O professor actual tem de ter esta atitude na sociedade de mudança que nos envolve.
A este propósito posso referir o exemplo da professora Adelina Moura de Braga que foi entrevistada pelo jornalista Jorge Fiel para o DN no dia 7 de Dezembro. Contou que está a fazer uma experiência com 30 alunos do 11º ano, ramo profissionalizante e que já deu uma aula online, a partir de casa, com os alunos espalhados por cafés e outros locais. É o conceito da escola nómada a ser posto em prática. Disse coisas como esta: "o telemóvel e os MP3 são ferramentas de ensino mais usadas que o papel e o lápis" ou " os alunos são nados digitais, nós somos estrangeiros digitais" ou ainda " a aula de português anda na bolso dos meus alunos". Deu os endereços de dois blogues: paepica.blogspot.com e choqueefaisca.blospot.pt. Falou também de O Princepezinho em podcast que pode encontrar-se em discursodirecto.podmatic.com e de exercícios de escolha múltipla e palavras cruzadas para descarregar no telemóvel em geramovel.wirenode.mobi e outros ainda.

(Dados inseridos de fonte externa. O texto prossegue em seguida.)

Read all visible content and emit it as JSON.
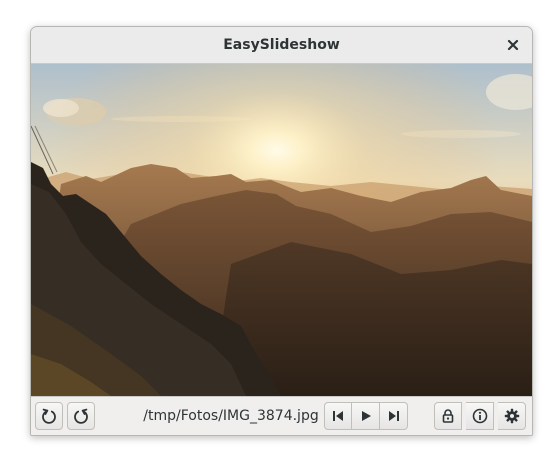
{
  "window": {
    "title": "EasySlideshow",
    "close_icon": "close-icon"
  },
  "toolbar": {
    "rotate_left_icon": "rotate-left-icon",
    "rotate_right_icon": "rotate-right-icon",
    "filename": "/tmp/Fotos/IMG_3874.jpg",
    "previous_icon": "skip-previous-icon",
    "play_icon": "play-icon",
    "next_icon": "skip-next-icon",
    "lock_icon": "lock-icon",
    "info_icon": "info-icon",
    "settings_icon": "gear-icon"
  },
  "colors": {
    "sky_top": "#b8c6d2",
    "sun": "#fff7dd",
    "mountains_dark": "#2a2017"
  }
}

Esta professora é uma excepção nesta área e, por enquanto, apenas faz uma experiência com 30 alunos, não sei se este projecto seria exequível pelos professores comuns que têm cinco, seis ou sete vezes mais e muitos outros trabalhos para fazer. Seria bom que ela abrisse as aulas para os outros aprenderem na prática e faço votos que não a desviem para fazer conferências "em seco" que só cansam e cumprem calendário.
Todos os professores têm de compreender que o aluno tem que ser ensinado de acordo com o seu tempo e a sua vivência.